In 2500 hours of flying with the Royal Navy, Jerry and his crewmates saved more than 70 lives on 120 rescue missions. His story is not an account of one man's deeds, but a salute to all the men and women he worked with who were able to turn tragedies into triumphs.
Since leaving the Navy, Jerry has carved out a career becoming one of the world’s leading helicopter film pilots, and the world’s leading aerial film director. He set up a production company specialising in footage shot from helicopters and went on to contribute to the likes of Planet Earth, An Inconvenient Truth, the James Bond film A View to A Kill, Black Hawk Down. He wrote, directed and flew his helicopter on the IMAX film The Earth Wins filming above New Orleans 48 hours after Hurricane Katrina struck, over the aftermath of Black Saturday in the Australia’s state of Victoria, as well as above Europe, the UK, Africa, the Middle and the Far East.
In the world of sport, Jerry’s first world broadcast came from the Sarajevo Winter Olympics in 1984. He went on to command the entire airspace over Melbourne for the Commonwealth Games and over Doha for the Asian Games, in addition to his flying and aerial directing roles using ten helicopters at the Athens Olympics and seven at the South Africa Soccer World Cup.
Jerry also flew the Melbourne, UK, Brazil and South Korea F1 Motor Racing Grand Prix, and supplied the aerial filming unit for the worldwide broadcast at all motor races, from 2010-2013. He filmed Mark Webber’s last-ever race in F1, which he describes as heart-stopping.

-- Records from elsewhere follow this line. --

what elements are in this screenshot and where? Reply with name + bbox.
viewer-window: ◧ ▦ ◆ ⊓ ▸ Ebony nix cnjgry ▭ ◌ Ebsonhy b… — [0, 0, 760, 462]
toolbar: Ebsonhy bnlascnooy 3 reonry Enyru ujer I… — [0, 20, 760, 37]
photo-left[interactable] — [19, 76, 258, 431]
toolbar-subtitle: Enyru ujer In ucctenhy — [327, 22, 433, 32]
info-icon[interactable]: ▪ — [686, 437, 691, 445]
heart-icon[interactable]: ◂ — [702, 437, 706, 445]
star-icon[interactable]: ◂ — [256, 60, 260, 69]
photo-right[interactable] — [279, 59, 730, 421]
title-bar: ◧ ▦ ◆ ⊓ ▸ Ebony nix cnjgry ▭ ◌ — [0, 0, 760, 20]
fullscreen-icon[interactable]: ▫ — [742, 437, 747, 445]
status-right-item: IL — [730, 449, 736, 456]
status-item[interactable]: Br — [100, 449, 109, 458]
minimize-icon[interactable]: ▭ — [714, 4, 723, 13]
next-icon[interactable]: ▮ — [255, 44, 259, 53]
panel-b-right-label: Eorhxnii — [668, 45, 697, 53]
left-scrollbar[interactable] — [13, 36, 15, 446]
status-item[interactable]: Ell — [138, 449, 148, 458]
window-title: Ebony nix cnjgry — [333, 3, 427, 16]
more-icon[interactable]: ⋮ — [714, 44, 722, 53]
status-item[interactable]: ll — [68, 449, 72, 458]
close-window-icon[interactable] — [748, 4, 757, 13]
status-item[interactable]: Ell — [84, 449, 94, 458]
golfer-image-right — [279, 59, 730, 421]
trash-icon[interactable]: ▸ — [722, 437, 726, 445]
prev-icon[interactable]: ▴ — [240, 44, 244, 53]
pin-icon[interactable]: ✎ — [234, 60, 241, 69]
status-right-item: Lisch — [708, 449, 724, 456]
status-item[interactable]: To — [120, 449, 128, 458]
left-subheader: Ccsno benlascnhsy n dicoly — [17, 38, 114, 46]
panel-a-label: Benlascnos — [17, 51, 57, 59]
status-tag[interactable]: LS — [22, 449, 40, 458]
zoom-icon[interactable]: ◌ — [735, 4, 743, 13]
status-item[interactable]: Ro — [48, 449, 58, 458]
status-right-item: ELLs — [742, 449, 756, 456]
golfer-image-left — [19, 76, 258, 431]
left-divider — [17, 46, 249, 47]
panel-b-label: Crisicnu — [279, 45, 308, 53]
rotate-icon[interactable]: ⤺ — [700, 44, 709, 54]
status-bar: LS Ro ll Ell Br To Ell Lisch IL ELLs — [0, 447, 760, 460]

Just a few months into 2015, Jerry’s three decades of flying experiences almost entirely vanished into thin air. The DRONES had arrived and taken over. Jerry had to deal with the most extreme form of disruption; when the career he’d so successfully built simply ceased to exist. To enable him and his team to move forward positively, Jerry had to recognize the disruption, address it and learn a whole new way of doing his job.
Jerry is an internationally recognised expert in the world of flight, both manned and unmanned flight; chairing and presenting keynotes at events such as The International Drone Expo in the USA, at the Drone Zone at the Australian International Airshow, and London’s Commercial UAV Conference which is the largest in Europe. His corporate clients have included Optus, Metro trains, Swiss Re, Sword Active Risk.
He has worked with The Royal Australian Navy, the Defence Science & Technology Group, the Department of Fire & Emergency Services in WA, The Australasian Sonographers Association, the Bendigo Kangan Institute, Melbourne Grammar, Geelong College, Wyvern House at Newington College, as well as many other organisations and businesses.
Jerry has written two books, 'Rescue Pilot' and 'Film Pilot: From James Bond to Hurricane Katrina'.